Employers and the taxpayer may not be seeing the savings they were promised in relation to employment claims following the introduction of fees, according to legal expenses insurer ARAG. Despite an initial fall in the volume of Tribunal applications since fees were introduced last July, the complexity of cases and therefore duration and costs are eroding anticipated cost savings.
“Whilst many tenuous, malicious or spurious claims are deterred by up-front fees”, comments ARAG Head of Underwriting & Marketing David Haynes, “the remainder are being up-scaled to ensure awards will cover costs. The latest tribunal statistics show a 40% increase in complaints per application from an average of 1.8 to 2.5 (during 2013). This is the unintended result of introducing fees that can run to several thousand pounds for something like an unfair dismissal case that goes all the way to an appeal hearing”.
As a result employers are facing complex and aggravated complaints which expose them to inescapable legal fees and potentially unlimited compensation awards that have the potential to damage their business.

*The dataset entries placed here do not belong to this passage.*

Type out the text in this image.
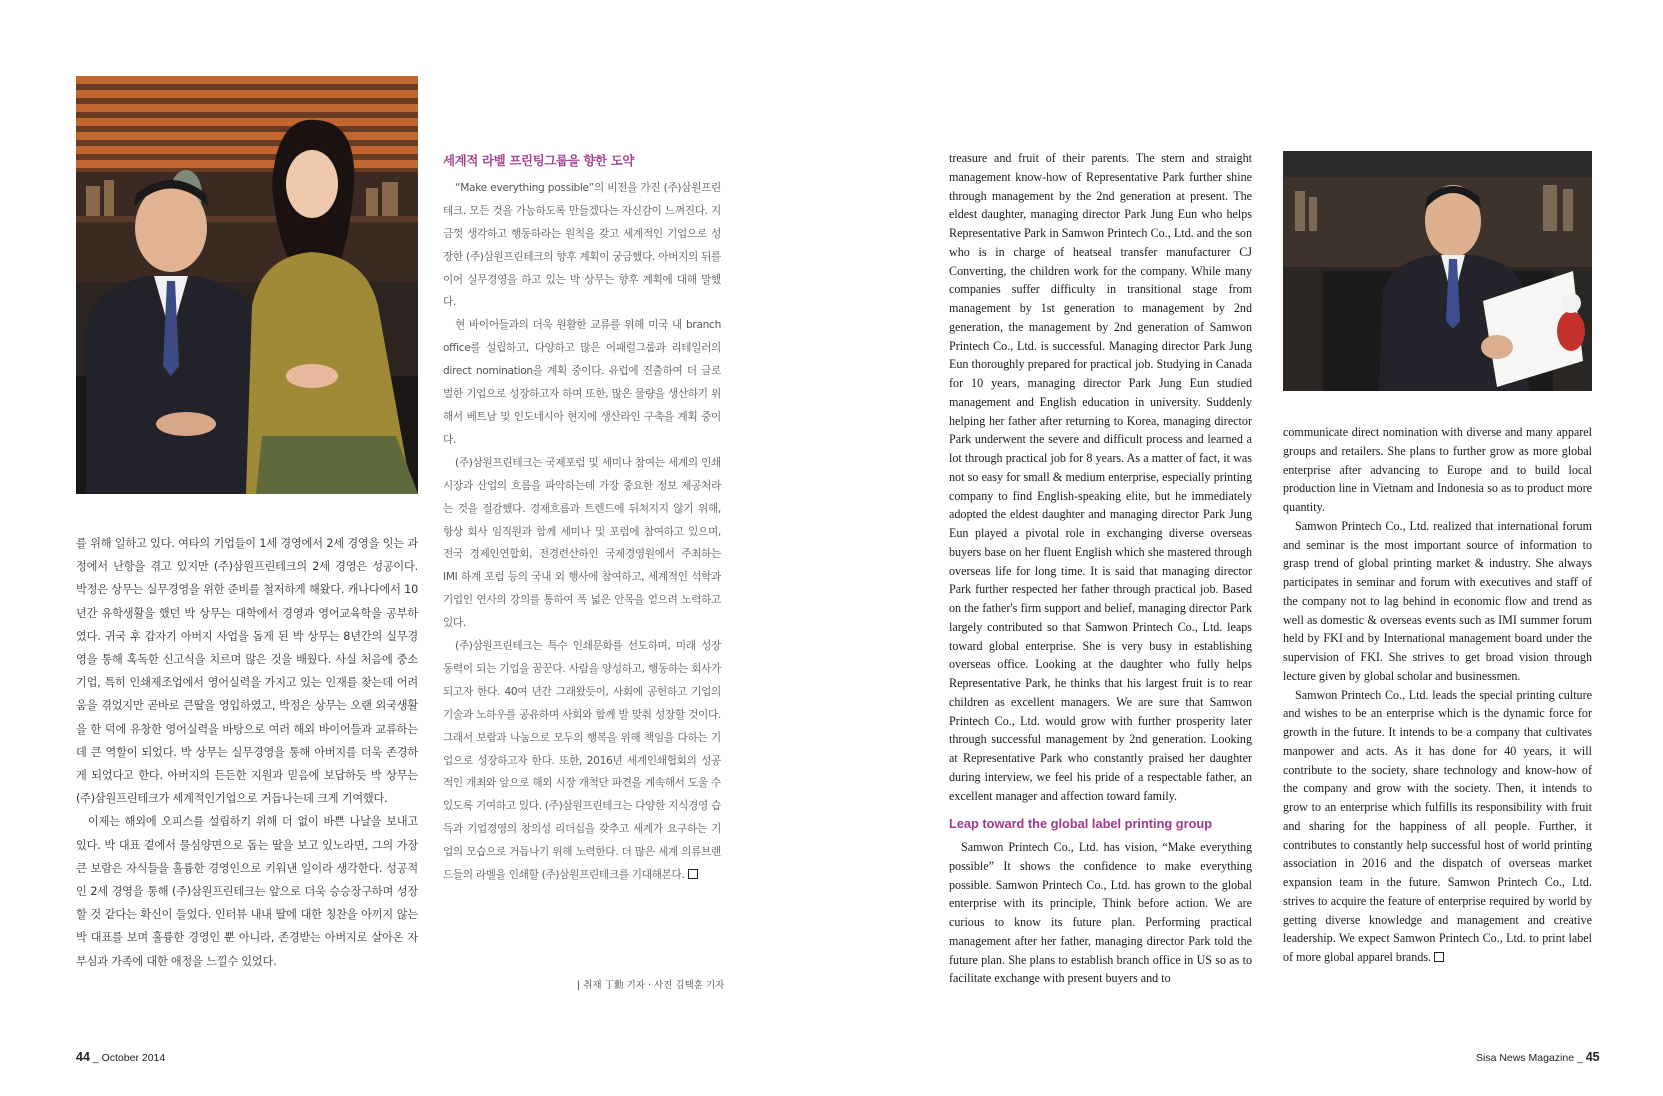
를 위해 일하고 있다. 여타의 기업들이 1세 경영에서 2세 경영을 잇는 과정에서 난항을 겪고 있지만 (주)삼원프린테크의 2세 경영은 성공이다. 박정은 상무는 실무경영을 위한 준비를 철저하게 해왔다. 캐나다에서 10 년간 유학생활을 했던 박 상무는 대학에서 경영과 영어교육학을 공부하였다. 귀국 후 갑자기 아버지 사업을 돕게 된 박 상무는 8년간의 실무경영을 통해 혹독한 신고식을 치르며 많은 것을 배웠다. 사실 처음에 중소기업, 특히 인쇄제조업에서 영어실력을 가지고 있는 인재를 찾는데 어려움을 겪었지만 곧바로 큰딸을 영입하였고, 박정은 상무는 오랜 외국생활을 한 덕에 유창한 영어실력을 바탕으로 여러 해외 바이어들과 교류하는데 큰 역할이 되었다. 박 상무는 실무경영을 통해 아버지를 더욱 존경하게 되었다고 한다. 아버지의 든든한 지원과 믿음에 보답하듯 박 상무는 (주)삼원프린테크가 세계적인기업으로 거듭나는데 크게 기여했다.

이제는 해외에 오피스를 설립하기 위해 더 없이 바쁜 나날을 보내고 있다. 박 대표 곁에서 물심양면으로 돕는 딸을 보고 있노라면, 그의 가장 큰 보람은 자식들을 훌륭한 경영인으로 키워낸 일이라 생각한다. 성공적인 2세 경영을 통해 (주)삼원프린테크는 앞으로 더욱 승승장구하며 성장 할 것 같다는 확신이 들었다. 인터뷰 내내 딸에 대한 칭찬을 아끼지 않는 박 대표를 보며 훌륭한 경영인 뿐 아니라, 존경받는 아버지로 살아온 자부심과 가족에 대한 애정을 느낄수 있었다.

세계적 라벨 프린팅그룹을 향한 도약

“Make everything possible”의 비전을 가진 (주)삼원프린테크. 모든 것을 가능하도록 만들겠다는 자신감이 느껴진다. 지금껏 생각하고 행동하라는 원칙을 갖고 세계적인 기업으로 성장한 (주)삼원프린테크의 향후 계획이 궁금했다. 아버지의 뒤를 이어 실무경영을 하고 있는 박 상무는 향후 계획에 대해 말했다.

현 바이어들과의 더욱 원활한 교류를 위해 미국 내 branch office를 설립하고, 다양하고 많은 어패럴그룹과 리테일러의 direct nomination을 계획 중이다. 유럽에 진출하여 더 글로벌한 기업으로 성장하고자 하며 또한, 많은 물량을 생산하기 위해서 베트남 및 인도네시아 현지에 생산라인 구축을 계획 중이다.

(주)삼원프린테크는 국제포럼 및 세미나 참여는 세계의 인쇄시장과 산업의 흐름을 파악하는데 가장 중요한 정보 제공처라는 것을 절감했다. 경제흐름과 트렌드에 뒤쳐지지 않기 위해, 항상 회사 임직원과 함께 세미나 및 포럼에 참여하고 있으며, 전국 경제인연합회, 전경련산하인 국제경영원에서 주최하는 IMI 하계 포럼 등의 국내 외 행사에 참여하고, 세계적인 석학과 기업인 연사의 강의를 통하여 폭 넓은 안목을 얻으려 노력하고 있다.

(주)삼원프린테크는 특수 인쇄문화를 선도하며, 미래 성장 동력이 되는 기업을 꿈꾼다. 사람을 양성하고, 행동하는 회사가 되고자 한다. 40여 년간 그래왔듯이, 사회에 공헌하고 기업의 기술과 노하우를 공유하며 사회와 함께 발 맞춰 성장할 것이다. 그래서 보람과 나눔으로 모두의 행복을 위해 책임을 다하는 기업으로 성장하고자 한다. 또한, 2016년 세계인쇄협회의 성공적인 개최와 앞으로 해외 시장 개척단 파견을 계속해서 도울 수 있도록 기여하고 있다. (주)삼원프린테크는 다양한 지식경영 습득과 기업경영의 창의성 리더십을 갖추고 세계가 요구하는 기업의 모습으로 거듭나기 위해 노력한다. 더 많은 세계 의류브랜드들의 라벨을 인쇄할 (주)삼원프린테크를 기대해본다.

| 취재 丁勳 기자 · 사진 김택훈 기자

treasure and fruit of their parents. The stern and straight management know-how of Representative Park further shine through management by the 2nd generation at present. The eldest daughter, managing director Park Jung Eun who helps Representative Park in Samwon Printech Co., Ltd. and the son who is in charge of heatseal transfer manufacturer CJ Converting, the children work for the company. While many companies suffer difficulty in transitional stage from management by 1st generation to management by 2nd generation, the management by 2nd generation of Samwon Printech Co., Ltd. is successful. Managing director Park Jung Eun thoroughly prepared for practical job. Studying in Canada for 10 years, managing director Park Jung Eun studied management and English education in university. Suddenly helping her father after returning to Korea, managing director Park underwent the severe and difficult process and learned a lot through practical job for 8 years. As a matter of fact, it was not so easy for small & medium enterprise, especially printing company to find English-speaking elite, but he immediately adopted the eldest daughter and managing director Park Jung Eun played a pivotal role in exchanging diverse overseas buyers base on her fluent English which she mastered through overseas life for long time. It is said that managing director Park further respected her father through practical job. Based on the father's firm support and belief, managing director Park largely contributed so that Samwon Printech Co., Ltd. leaps toward global enterprise. She is very busy in establishing overseas office. Looking at the daughter who fully helps Representative Park, he thinks that his largest fruit is to rear children as excellent managers. We are sure that Samwon Printech Co., Ltd. would grow with further prosperity later through successful management by 2nd generation. Looking at Representative Park who constantly praised her daughter during interview, we feel his pride of a respectable father, an excellent manager and affection toward family.

Leap toward the global label printing group

Samwon Printech Co., Ltd. has vision, “Make everything possible” It shows the confidence to make everything possible. Samwon Printech Co., Ltd. has grown to the global enterprise with its principle, Think before action. We are curious to know its future plan. Performing practical management after her father, managing director Park told the future plan. She plans to establish branch office in US so as to facilitate exchange with present buyers and to

communicate direct nomination with diverse and many apparel groups and retailers. She plans to further grow as more global enterprise after advancing to Europe and to build local production line in Vietnam and Indonesia so as to product more quantity.

Samwon Printech Co., Ltd. realized that international forum and seminar is the most important source of information to grasp trend of global printing market & industry. She always participates in seminar and forum with executives and staff of the company not to lag behind in economic flow and trend as well as domestic & overseas events such as IMI summer forum held by FKI and by International management board under the supervision of FKI. She strives to get broad vision through lecture given by global scholar and businessmen.

Samwon Printech Co., Ltd. leads the special printing culture and wishes to be an enterprise which is the dynamic force for growth in the future. It intends to be a company that cultivates manpower and acts. As it has done for 40 years, it will contribute to the society, share technology and know-how of the company and grow with the society. Then, it intends to grow to an enterprise which fulfills its responsibility with fruit and sharing for the happiness of all people. Further, it contributes to constantly help successful host of world printing association in 2016 and the dispatch of overseas market expansion team in the future. Samwon Printech Co., Ltd. strives to acquire the feature of enterprise required by world by getting diverse knowledge and management and creative leadership. We expect Samwon Printech Co., Ltd. to print label of more global apparel brands.

44 _ October 2014	Sisa News Magazine _ 45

The fee system itself does not give individuals new rights to bring more complex cases as such, but has the potential to incentivise fee- paying individuals to raise grievances that would not formerly have been included to inflate their ET claim as one set of fees applies irrespective of the number of complaints raised.
“There are definite signs of a more aggressive approach by individuals wishing to strengthen their chance of recovering fees by adding additional grounds for complaint” adds Mr Haynes. “If the new system simply leads to an increase in the complexity of claims, it will certainly not fulfil its stated aim of reducing costs and, in fact, may considerably raise the total cost to both taxpayer and employer”.
Major trades unions are also pushing towards paying Tribunal fees as an incentive to expand their memberships. This would potentially add to the volume of claims, especially from women that the TUC believes have suffered most.
“Recent reports highlight very extended and complex cases concerning whistle-blowing sexual harassment, and equal pay show how time consuming and damaging these kinds of cases can be to business. Resulting bad publicity has added to the problems for the organisations concerned”, adds Mr Haynes. “Those employers benefiting from our innovative commercial legal protection policies would be cushioned against such awards, legal costs as well as any tribunal fees awarded against them. With a successful defence, all their costs would be indemnified and a stressful situation averted”.